Не в интересах Энгельса было привлекать к себе сегодня внимание таких людей.
— Я, господа, холостяк! — улыбнулся он и, повернувшись, небрежной походкой побрел дальше.
Новая группа, к которой подошел Энгельс, состояла из молодых людей, видимо студентов. Здесь, отчаянно ударяя по воздуху крепко сжатым кулаком, рыжий парень восторженно дочитывал "Прощальное слово" Фрейлиграта:
И когда последний трон упадет,
И когда беспощадное слово
На суде — "виновны" — скажет народ,
Тогда я вернусь к вам снова.
На Дунае, на Рейне словом, мечом
Народу восставшему всюду
Соратницей верной в строю боевом,
Бунтовщица гонимая, буду!
— Браво! — воскликнул Энгельс и хлопнул в ладоши.
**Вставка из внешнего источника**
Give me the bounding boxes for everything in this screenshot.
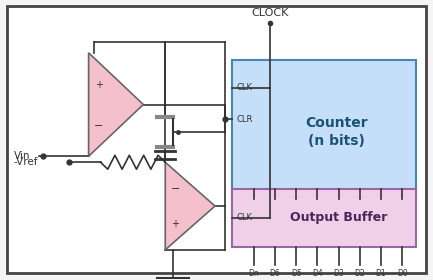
Text: D1: D1 bbox=[376, 269, 386, 278]
Text: CLK: CLK bbox=[237, 213, 253, 223]
Text: Vin: Vin bbox=[14, 151, 30, 161]
Text: −: − bbox=[94, 122, 103, 131]
Text: Output Buffer: Output Buffer bbox=[290, 211, 388, 225]
FancyBboxPatch shape bbox=[232, 189, 416, 247]
Text: D5: D5 bbox=[291, 269, 301, 278]
FancyBboxPatch shape bbox=[232, 60, 416, 199]
Text: D3: D3 bbox=[333, 269, 344, 278]
Text: D0: D0 bbox=[397, 269, 407, 278]
Polygon shape bbox=[165, 162, 215, 250]
Text: CLR: CLR bbox=[237, 115, 253, 124]
Text: -Vref: -Vref bbox=[14, 157, 39, 167]
Text: Counter
(n bits): Counter (n bits) bbox=[306, 116, 368, 148]
Text: D6: D6 bbox=[270, 269, 281, 278]
Text: +: + bbox=[94, 80, 103, 90]
Text: −: − bbox=[171, 184, 180, 194]
Polygon shape bbox=[89, 53, 143, 156]
FancyBboxPatch shape bbox=[7, 6, 426, 273]
Text: +: + bbox=[171, 219, 179, 229]
Text: D2: D2 bbox=[355, 269, 365, 278]
Text: CLK: CLK bbox=[237, 83, 253, 92]
Text: D4: D4 bbox=[312, 269, 323, 278]
Text: Dn: Dn bbox=[249, 269, 259, 278]
Text: CLOCK: CLOCK bbox=[251, 8, 288, 18]
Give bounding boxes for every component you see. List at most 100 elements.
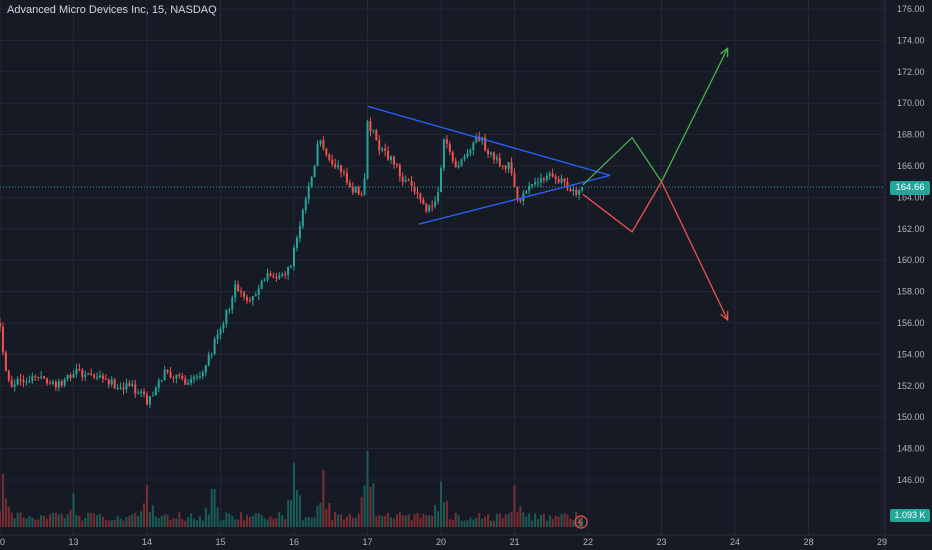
volume-bar <box>398 512 401 527</box>
time-axis[interactable]: 10 13 14 15 16 17 20 21 22 23 24 28 29 <box>0 537 887 547</box>
volume-bar <box>419 517 422 527</box>
volume-bar <box>16 512 19 527</box>
volume-bar <box>248 517 251 527</box>
bearish-projection-path[interactable] <box>582 180 729 321</box>
candle-body <box>69 375 72 378</box>
volume-bar <box>428 514 431 527</box>
volume-bar <box>516 512 519 527</box>
volume-bar <box>539 515 542 527</box>
volume-bar <box>84 517 87 527</box>
triangle-upper-line[interactable] <box>367 105 611 177</box>
candle-body <box>57 381 60 388</box>
candle-body <box>90 373 93 375</box>
candle-body <box>557 178 560 183</box>
y-tick-label: 158.00 <box>897 287 925 297</box>
candle-body <box>16 379 19 385</box>
candle-body <box>190 378 193 384</box>
volume-bar <box>254 513 257 527</box>
candle-body <box>240 290 243 293</box>
volume-bar <box>1 473 4 527</box>
volume-bar <box>328 503 331 527</box>
volume-bar <box>13 518 16 527</box>
candle-body <box>413 186 416 193</box>
candle-body <box>298 226 301 239</box>
candle-body <box>537 182 540 184</box>
candle-body <box>278 275 281 279</box>
candle-body <box>334 164 337 168</box>
candle-body <box>357 187 360 195</box>
volume-bar <box>46 518 49 527</box>
bullish-projection-path[interactable] <box>582 48 729 186</box>
y-tick-label: 156.00 <box>897 318 925 328</box>
volume-bar <box>348 514 351 527</box>
volume-bar <box>384 515 387 527</box>
candle-body <box>395 164 398 166</box>
volume-bar <box>425 515 428 527</box>
volume-bar <box>222 519 225 527</box>
volume-bar <box>69 509 72 527</box>
candle-body <box>301 210 304 227</box>
volume-bar <box>281 515 284 527</box>
candle-body <box>284 274 287 276</box>
candle-body <box>72 374 75 378</box>
x-tick-label: 28 <box>803 537 813 547</box>
volume-bar <box>487 514 490 527</box>
candle-body <box>404 179 407 182</box>
volume-bar <box>169 520 172 527</box>
volume-bar <box>72 492 75 527</box>
candle-body <box>551 173 554 177</box>
candle-body <box>328 154 331 160</box>
volume-bar <box>284 519 287 527</box>
y-tick-label: 146.00 <box>897 475 925 485</box>
x-tick-label: 23 <box>656 537 666 547</box>
candle-body <box>566 181 569 189</box>
candle-body <box>219 328 222 335</box>
candle-body <box>492 152 495 160</box>
volume-bar <box>198 516 201 527</box>
volume-bar <box>507 513 510 527</box>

На него никто не взглянул, потому что все испытывали такое же чувство и тоже закричали "браво" и захлопали.
В самом укромном уголке сквера на скамье под большим тенистым кустом недавно расцветшей сирени Энгельс заметил трех молодых женщин. У той, что сидела в середине, на коленях тоже лежала красная газета. По их веселому виду Энгельс понял еще издали, что они читают, конечно же, фельетон Веерта. Он пошел к ним по параллельной аллее и остановился всего в нескольких шагах. За густыми кустами сирени, сидя к нему спиной, подруги не видели его.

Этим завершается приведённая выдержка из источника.